To help inform clinical practice, as well as the conduct of future trials, we performed a systematic review of existing literature on inotropes and vasoactives in children after cardiac surgery using the PubMed and EMBASE databases. We included studies from 2000 to 2020, and the patient population was defined as birth - 18 years of age. Two reviewers independently reviewed studies to determine final eligibility.
The final analysis included 37 papers. Collectively, selected studies reported on 12 different vasoactive and inotropic medications in 2856 children. Overall evidence supporting the use of these drugs in children after cardiopulmonary bypass was limited. The majority of studies were small with 30/37 (81%) enrolling less than 100 patients, 29/37 (78%) were not randomised, and safety and efficacy endpoints differed widely, limiting the ability to combine data for meta-analyses.

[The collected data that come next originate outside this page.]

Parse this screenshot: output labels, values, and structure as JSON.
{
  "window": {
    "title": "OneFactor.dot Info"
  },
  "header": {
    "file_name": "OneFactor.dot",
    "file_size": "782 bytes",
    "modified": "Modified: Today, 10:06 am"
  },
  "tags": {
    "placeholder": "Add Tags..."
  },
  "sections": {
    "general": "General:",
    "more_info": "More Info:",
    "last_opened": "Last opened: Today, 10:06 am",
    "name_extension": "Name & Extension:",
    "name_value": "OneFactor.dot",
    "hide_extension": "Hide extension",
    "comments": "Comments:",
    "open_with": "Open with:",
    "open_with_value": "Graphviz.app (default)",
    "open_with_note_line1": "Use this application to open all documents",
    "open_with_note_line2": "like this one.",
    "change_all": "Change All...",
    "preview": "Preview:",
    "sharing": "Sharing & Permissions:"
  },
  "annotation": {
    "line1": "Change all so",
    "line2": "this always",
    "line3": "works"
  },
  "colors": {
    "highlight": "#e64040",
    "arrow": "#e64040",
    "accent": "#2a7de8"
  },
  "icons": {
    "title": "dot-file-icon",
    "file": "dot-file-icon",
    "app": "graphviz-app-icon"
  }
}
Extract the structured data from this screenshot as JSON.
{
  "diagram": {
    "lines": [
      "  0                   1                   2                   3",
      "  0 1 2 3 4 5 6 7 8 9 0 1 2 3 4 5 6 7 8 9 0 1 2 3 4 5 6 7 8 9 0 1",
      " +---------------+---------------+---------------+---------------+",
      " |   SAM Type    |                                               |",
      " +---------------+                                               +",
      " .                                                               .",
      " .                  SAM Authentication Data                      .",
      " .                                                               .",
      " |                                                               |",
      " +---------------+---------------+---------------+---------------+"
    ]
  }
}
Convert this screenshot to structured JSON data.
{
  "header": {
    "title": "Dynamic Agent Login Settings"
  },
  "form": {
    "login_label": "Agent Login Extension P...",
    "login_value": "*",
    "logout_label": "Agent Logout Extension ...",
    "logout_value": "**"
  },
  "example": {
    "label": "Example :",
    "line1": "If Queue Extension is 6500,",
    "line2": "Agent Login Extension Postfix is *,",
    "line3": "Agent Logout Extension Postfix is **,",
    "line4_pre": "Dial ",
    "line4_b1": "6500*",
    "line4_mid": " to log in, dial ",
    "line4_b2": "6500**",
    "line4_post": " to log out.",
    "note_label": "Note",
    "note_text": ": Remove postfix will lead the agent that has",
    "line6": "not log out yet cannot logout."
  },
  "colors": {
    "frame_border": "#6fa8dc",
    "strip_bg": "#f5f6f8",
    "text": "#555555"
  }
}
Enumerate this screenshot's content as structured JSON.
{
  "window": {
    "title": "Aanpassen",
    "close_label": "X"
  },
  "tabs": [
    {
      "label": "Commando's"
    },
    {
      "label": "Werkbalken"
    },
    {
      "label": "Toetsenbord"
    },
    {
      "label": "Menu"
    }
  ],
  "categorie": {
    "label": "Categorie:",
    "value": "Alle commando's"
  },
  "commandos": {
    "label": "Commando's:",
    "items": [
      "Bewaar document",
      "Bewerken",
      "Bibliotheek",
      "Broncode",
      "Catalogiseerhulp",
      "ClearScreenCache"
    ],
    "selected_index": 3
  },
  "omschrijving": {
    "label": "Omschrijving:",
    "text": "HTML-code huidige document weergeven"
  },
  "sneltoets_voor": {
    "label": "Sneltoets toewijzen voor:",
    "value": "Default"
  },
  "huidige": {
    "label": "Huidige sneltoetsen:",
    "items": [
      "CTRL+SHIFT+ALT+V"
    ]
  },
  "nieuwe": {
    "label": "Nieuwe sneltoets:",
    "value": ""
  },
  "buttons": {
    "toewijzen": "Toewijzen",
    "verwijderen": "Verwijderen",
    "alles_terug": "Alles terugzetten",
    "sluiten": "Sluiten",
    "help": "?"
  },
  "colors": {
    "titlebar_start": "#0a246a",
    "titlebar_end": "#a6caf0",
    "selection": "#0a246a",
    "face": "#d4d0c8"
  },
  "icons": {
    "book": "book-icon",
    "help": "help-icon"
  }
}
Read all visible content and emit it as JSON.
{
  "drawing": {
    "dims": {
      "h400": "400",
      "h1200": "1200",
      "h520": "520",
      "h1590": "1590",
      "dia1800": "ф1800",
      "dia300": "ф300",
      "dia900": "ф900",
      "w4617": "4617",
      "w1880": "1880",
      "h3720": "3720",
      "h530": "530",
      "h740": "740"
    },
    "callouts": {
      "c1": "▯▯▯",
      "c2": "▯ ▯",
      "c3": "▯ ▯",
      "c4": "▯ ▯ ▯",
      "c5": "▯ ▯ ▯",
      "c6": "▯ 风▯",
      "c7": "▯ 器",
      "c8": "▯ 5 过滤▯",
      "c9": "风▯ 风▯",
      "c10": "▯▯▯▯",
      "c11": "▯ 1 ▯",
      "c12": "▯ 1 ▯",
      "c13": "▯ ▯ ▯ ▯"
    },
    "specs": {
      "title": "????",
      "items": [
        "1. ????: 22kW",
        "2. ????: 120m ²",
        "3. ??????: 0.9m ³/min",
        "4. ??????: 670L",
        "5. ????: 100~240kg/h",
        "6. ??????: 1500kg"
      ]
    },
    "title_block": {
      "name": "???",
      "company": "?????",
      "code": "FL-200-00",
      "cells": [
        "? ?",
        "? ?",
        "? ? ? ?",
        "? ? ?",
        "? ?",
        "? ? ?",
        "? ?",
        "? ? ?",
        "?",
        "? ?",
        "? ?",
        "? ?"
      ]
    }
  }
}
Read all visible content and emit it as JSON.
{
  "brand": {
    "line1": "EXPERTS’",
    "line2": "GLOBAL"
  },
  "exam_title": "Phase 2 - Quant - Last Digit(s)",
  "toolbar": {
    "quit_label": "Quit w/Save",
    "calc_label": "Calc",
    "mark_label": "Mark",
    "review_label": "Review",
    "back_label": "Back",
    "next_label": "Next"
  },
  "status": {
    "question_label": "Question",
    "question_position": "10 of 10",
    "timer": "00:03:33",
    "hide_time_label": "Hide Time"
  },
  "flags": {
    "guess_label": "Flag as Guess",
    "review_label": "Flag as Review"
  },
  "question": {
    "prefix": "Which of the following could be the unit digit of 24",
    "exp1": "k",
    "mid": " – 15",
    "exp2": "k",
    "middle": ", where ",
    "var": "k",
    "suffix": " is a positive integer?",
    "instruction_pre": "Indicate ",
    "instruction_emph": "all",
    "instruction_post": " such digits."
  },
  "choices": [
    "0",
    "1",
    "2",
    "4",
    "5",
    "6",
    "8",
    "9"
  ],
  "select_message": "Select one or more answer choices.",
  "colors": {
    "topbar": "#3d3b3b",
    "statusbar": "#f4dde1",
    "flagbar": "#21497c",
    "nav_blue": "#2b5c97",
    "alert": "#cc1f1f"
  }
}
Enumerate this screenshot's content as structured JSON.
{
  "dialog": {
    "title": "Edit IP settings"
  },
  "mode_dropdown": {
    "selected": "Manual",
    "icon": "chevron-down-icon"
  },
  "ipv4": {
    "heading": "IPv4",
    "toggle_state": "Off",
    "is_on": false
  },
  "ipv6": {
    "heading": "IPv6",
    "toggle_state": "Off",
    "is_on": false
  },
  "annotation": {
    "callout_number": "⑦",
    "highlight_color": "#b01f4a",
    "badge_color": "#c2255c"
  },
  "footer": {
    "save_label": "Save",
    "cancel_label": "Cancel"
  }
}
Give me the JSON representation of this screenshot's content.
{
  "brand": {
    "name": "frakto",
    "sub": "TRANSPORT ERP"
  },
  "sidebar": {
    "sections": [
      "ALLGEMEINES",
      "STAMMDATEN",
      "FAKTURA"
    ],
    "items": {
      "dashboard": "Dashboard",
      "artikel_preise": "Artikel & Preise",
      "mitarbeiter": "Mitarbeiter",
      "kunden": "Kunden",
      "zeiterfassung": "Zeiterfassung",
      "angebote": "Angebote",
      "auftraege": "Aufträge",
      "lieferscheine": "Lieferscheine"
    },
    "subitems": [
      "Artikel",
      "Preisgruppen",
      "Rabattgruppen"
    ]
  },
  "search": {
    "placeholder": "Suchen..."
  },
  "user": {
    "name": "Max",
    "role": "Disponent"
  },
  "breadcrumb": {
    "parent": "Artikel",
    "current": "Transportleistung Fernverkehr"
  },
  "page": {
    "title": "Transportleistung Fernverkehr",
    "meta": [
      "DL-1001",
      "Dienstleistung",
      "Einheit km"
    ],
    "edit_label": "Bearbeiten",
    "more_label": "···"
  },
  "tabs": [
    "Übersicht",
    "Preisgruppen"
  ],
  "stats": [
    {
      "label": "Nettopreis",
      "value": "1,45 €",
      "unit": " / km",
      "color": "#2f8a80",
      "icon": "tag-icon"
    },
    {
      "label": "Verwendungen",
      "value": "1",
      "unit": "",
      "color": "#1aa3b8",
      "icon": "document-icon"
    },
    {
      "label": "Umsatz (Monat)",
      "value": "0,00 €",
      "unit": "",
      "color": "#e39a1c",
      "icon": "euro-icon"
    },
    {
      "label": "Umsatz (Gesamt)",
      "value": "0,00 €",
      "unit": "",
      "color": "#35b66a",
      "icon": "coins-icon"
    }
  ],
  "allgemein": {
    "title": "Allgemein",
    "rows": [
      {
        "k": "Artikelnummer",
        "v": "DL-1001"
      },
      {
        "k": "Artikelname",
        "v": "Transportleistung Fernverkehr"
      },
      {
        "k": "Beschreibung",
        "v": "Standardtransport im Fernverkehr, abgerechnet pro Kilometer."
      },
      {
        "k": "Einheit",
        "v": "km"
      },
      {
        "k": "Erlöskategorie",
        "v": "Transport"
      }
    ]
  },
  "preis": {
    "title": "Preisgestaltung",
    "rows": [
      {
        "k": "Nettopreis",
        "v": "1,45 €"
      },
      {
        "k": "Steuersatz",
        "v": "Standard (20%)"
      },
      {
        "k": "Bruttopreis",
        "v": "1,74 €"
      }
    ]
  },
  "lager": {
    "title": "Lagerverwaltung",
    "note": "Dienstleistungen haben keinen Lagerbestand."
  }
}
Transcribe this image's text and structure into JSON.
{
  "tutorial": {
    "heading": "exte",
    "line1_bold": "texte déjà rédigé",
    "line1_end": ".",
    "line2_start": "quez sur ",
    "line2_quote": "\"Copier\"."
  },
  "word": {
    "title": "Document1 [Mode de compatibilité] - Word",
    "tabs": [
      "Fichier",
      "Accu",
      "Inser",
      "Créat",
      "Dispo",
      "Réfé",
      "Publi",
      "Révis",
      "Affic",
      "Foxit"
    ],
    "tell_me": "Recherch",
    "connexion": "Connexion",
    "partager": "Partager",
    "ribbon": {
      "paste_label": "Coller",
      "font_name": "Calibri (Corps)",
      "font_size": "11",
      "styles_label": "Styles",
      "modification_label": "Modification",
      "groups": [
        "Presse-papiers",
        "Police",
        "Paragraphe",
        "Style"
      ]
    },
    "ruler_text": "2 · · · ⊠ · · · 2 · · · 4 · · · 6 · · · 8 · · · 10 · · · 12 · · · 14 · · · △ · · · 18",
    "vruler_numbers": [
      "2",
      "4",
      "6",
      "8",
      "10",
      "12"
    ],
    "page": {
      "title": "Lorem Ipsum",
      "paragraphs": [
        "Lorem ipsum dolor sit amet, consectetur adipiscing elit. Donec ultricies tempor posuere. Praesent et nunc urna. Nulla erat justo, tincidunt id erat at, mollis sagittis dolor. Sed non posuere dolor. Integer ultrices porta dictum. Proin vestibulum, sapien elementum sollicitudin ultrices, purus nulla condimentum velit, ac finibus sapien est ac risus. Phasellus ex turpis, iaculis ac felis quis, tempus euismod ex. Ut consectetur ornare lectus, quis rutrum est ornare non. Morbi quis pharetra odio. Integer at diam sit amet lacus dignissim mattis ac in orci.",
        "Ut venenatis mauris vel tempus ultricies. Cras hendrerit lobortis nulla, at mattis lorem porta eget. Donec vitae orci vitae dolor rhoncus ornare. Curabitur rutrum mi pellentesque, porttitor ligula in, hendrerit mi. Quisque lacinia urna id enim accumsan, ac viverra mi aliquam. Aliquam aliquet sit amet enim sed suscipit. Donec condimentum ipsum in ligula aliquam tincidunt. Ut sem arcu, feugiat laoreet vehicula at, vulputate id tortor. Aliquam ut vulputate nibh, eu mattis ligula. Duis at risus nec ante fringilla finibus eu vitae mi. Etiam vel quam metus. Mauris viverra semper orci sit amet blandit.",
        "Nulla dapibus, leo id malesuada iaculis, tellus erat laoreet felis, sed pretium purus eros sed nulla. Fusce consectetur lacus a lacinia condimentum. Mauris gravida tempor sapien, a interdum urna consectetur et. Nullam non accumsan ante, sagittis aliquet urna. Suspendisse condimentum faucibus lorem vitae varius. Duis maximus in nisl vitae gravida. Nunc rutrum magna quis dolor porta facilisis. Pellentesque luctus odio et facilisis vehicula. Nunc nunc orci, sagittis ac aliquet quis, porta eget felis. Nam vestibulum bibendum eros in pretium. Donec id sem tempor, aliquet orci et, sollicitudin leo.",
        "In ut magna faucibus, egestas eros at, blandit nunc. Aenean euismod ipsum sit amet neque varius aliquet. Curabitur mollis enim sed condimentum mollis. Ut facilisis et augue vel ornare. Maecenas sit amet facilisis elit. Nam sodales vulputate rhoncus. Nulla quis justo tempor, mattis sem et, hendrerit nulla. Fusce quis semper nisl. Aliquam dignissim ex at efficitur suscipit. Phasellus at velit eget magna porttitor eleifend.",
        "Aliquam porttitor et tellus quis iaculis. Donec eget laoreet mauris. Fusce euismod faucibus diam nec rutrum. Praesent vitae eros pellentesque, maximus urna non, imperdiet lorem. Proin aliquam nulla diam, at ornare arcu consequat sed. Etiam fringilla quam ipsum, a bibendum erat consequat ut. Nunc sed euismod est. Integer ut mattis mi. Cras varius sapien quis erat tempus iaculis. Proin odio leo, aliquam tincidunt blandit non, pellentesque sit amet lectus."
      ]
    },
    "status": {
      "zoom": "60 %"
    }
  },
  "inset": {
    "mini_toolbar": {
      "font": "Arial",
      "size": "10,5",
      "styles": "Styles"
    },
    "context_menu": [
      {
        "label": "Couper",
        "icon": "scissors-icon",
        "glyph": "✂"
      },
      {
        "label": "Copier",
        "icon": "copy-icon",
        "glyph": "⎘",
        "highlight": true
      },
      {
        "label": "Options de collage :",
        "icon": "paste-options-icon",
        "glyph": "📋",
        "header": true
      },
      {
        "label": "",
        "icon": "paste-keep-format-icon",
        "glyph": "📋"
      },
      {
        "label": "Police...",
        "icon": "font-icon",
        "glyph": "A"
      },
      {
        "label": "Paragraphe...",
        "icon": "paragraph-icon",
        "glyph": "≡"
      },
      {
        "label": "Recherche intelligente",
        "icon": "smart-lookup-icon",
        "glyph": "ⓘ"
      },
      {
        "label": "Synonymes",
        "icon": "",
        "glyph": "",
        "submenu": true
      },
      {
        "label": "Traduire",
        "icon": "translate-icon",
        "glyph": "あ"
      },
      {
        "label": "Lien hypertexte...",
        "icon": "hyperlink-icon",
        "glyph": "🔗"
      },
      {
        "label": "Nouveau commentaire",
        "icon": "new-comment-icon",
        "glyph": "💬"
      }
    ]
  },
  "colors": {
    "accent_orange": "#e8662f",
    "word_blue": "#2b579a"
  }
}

Vasoactive and inotropic support remain critical parts of post-operative care for children after cardiopulmonary bypass surgery. There is a paucity of data for the selection and dosing of vasoactives and inotropes for these patients. Despite the knowledge gaps that remain, numerous recent innovations create opportunities to rethink the conduct of clinical trials in this high-risk population.
中重度先天性心脏病(CHD)患儿在儿童期常接受体外循环手术。术后发生低心排血量综合征的患儿发病率和死亡率最高。血管活性药物和正性肌力药物是这些患儿治疗的主要手段,尽管支持其使用的证据有限。
为了为临床实践以及未来试验的开展提供信息,我们使用PubMed和EMBASE数据库对心脏手术后儿童使用正性肌力药物和血管活性药物的现有文献进行了系统综述。我们纳入了2000年至2020年的研究,患者人群定义为出生至18岁。两名 reviewers 独立审查研究以确定最终入选资格。
最终分析纳入了37篇论文。总体而言,选定的研究报告了2856名儿童使用的12种不同的血管活性药物和正性肌力药物。支持在体外循环后儿童中使用这些药物的总体证据有限。大多数研究规模较小,37项研究中有30项(81%)纳入的患者少于100名,37项研究中有29项(78%)未进行随机分组,安全性和疗效终点差异很大,限制了合并数据进行荟萃分析的能力。
血管活性和正性肌力支持仍然是体外循环心脏手术后儿童术后护理的关键部分。对于这些患者,关于血管活性药物和正性肌力药物的选择和剂量的数据很少。尽管仍存在知识空白,但最近的众多创新为重新思考在这一高风险人群中开展临床试验创造了机会。